Les scribes d’Ougarit tiennent donc une place capitale dans les efforts de simplification de l’écriture, qui sont, au IIe millénaire, la spécialité du Kinahhou, où les contacts avec tant de civilisations ont développé le sens pratique. Ils ont posé le principe d’un alphabet transcrivant les consonnes des mots et ont créé deux alphabets à l’aide de signes d’allure cunéiforme de leur invention. Le plus répandu de ces alphabets a servi principalement à la rédaction des mythes cananéens (XIVe-XIIIe s.), textes qui restent souvent obscurs, mais qui servent à mieux comprendre les oeuvres d’art du couloir syrien, la religion des Phéniciens et celle des Hébreux.

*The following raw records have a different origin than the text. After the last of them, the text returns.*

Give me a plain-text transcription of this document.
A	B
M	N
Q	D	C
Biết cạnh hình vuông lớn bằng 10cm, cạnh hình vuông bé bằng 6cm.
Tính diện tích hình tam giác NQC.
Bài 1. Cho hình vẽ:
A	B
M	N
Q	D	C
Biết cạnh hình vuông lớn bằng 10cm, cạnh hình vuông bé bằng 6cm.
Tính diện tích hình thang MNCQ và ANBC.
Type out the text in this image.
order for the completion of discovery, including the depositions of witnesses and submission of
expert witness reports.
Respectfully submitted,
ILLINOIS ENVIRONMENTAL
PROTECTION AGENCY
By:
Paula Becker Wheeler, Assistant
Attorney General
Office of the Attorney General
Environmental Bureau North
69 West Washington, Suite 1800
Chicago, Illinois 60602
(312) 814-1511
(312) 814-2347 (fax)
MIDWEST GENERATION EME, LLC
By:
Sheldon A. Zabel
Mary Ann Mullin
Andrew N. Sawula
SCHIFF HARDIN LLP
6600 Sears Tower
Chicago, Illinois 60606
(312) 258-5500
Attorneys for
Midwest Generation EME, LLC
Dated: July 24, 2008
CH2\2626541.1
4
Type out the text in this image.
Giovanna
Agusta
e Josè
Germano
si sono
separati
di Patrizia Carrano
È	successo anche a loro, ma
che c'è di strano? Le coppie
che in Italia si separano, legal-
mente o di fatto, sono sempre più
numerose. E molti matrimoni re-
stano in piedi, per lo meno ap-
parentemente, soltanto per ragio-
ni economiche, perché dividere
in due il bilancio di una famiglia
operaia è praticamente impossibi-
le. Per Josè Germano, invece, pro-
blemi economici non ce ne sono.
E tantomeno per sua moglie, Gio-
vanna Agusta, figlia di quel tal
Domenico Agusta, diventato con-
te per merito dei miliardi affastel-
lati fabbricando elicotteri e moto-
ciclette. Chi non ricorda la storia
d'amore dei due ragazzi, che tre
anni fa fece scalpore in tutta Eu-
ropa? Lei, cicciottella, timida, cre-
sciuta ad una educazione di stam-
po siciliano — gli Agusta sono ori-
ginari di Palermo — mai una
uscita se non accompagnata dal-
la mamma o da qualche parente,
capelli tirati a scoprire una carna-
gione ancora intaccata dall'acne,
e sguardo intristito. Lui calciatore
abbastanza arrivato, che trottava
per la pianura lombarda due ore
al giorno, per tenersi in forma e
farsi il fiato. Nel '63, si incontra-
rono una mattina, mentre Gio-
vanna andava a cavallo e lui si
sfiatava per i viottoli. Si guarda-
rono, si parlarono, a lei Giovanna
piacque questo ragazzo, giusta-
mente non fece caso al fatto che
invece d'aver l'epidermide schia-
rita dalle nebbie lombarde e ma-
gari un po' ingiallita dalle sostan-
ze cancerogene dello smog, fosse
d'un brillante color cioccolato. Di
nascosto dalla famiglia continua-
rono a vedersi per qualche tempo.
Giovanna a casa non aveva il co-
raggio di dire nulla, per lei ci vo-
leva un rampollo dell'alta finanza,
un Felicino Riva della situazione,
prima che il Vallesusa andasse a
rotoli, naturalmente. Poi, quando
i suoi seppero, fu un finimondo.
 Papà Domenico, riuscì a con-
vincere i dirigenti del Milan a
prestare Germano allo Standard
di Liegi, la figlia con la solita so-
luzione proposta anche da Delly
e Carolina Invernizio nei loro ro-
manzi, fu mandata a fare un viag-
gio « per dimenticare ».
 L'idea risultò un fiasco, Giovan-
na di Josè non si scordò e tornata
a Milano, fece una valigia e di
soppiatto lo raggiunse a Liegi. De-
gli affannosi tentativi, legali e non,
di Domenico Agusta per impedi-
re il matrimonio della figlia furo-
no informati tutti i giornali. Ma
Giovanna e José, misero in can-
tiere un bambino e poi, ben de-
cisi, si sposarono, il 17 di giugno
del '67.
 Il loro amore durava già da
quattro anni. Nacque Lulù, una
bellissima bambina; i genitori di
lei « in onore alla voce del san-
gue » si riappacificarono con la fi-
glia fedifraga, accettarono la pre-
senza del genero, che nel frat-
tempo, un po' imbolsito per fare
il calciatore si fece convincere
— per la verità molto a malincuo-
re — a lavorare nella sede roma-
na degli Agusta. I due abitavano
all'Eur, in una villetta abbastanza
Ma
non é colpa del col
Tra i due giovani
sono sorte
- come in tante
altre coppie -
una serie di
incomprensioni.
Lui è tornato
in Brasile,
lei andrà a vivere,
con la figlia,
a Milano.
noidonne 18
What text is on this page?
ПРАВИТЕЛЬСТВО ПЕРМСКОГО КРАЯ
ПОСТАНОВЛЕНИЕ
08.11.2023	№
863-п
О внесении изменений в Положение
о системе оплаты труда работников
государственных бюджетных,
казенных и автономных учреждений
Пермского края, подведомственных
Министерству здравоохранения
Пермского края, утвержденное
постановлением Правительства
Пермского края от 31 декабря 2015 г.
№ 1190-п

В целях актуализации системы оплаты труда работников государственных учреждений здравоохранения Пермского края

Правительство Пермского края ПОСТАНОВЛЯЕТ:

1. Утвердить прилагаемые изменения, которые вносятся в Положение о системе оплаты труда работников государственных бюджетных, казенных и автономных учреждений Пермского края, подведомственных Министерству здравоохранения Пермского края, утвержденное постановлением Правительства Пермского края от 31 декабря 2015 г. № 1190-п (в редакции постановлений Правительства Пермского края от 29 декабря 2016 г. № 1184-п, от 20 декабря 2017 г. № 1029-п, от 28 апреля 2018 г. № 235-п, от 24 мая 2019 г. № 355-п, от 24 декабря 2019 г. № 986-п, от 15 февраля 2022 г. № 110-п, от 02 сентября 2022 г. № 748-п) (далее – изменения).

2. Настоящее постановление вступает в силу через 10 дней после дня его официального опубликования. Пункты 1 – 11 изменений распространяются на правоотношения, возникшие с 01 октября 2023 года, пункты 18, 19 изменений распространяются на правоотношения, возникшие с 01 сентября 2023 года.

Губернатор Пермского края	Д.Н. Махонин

Cette persistance du fonds cananéen dans un pays dominé pendant trois
siècles par des empires étrangers aux civilisations brillantes et conquérantes ne s’explique bien que par la persistance d’un important milieu pastoral à l’est du couloir syrien, aux confins du désert. Domaine purement sémitique et sans doute amorrite, qui ne cesse d’envoyer vers la zone des villes et des campagnes cultivées des groupes diversement appréciés, journaliers, mercenaires ou brigands, comme les Hapirou (Habiru), en qui l’on a cru voir un moment les premiers Hébreux.
Les invasions des XIIe et XIe s. av.
J.-C.
À la fin du bronze récent, les populations de la Méditerranée se mettent en mouvement et attaquent les grands États. Le groupe que les Égyptiens appellent Peuples de la mer, après avoir détruit l’Empire hittite, envahit par le nord le couloir syrien, dont il détruit les villes sur son passage. Le pharaon Ramsès III bat les envahisseurs sur terre et sur mer (1191), en Phénicie ou dans le delta du Nil. Les vaincus se dispersent, et seuls deux des Peuples de la mer restent dans la région : les Philistins (qui vont donner leur nom à la Palestine) occupent la Shefela, et les Tjikal (Teucriens ou Siculés ?) établissent une base de piraterie au port de Dor (au sud du Carmel).
Vers 1150, l’Égypte, affaiblie par la lutte contre ces envahisseurs, abandonne ses dernières positions en Palestine. Livrées à leurs seules forces, les cités cananéennes subissent une autre invasion, venue de l’est, celle des Araméens, une vague de population de
langue sémitique qui succède à celle des Amorrites. Les nouveaux venus
commencent par piller et massacrer, puis, au terme d’une lente conquête, ils se fixent comme groupes guerriers dans les cités-États qui acceptent leur domination. Dans ces minorités qui occupent le Kinahhou, sauf le littoral, au cours des XIIe et XIe s., puis, de façon sans doute plus pacifique, la partie septentrionale de la Syrie du Xe au VIIe s., on peut distinguer deux catégories : la première comprend les peuples (Israélites ou Hébreux*, Moabites) qui adoptent un cananéen légèrement aramaïsé ; la seconde correspond aux Araméens proprement dits (centre et nord de la Syrie), qui font disparaître avant le VIIe s. le cananéen de leur zone d’occupation.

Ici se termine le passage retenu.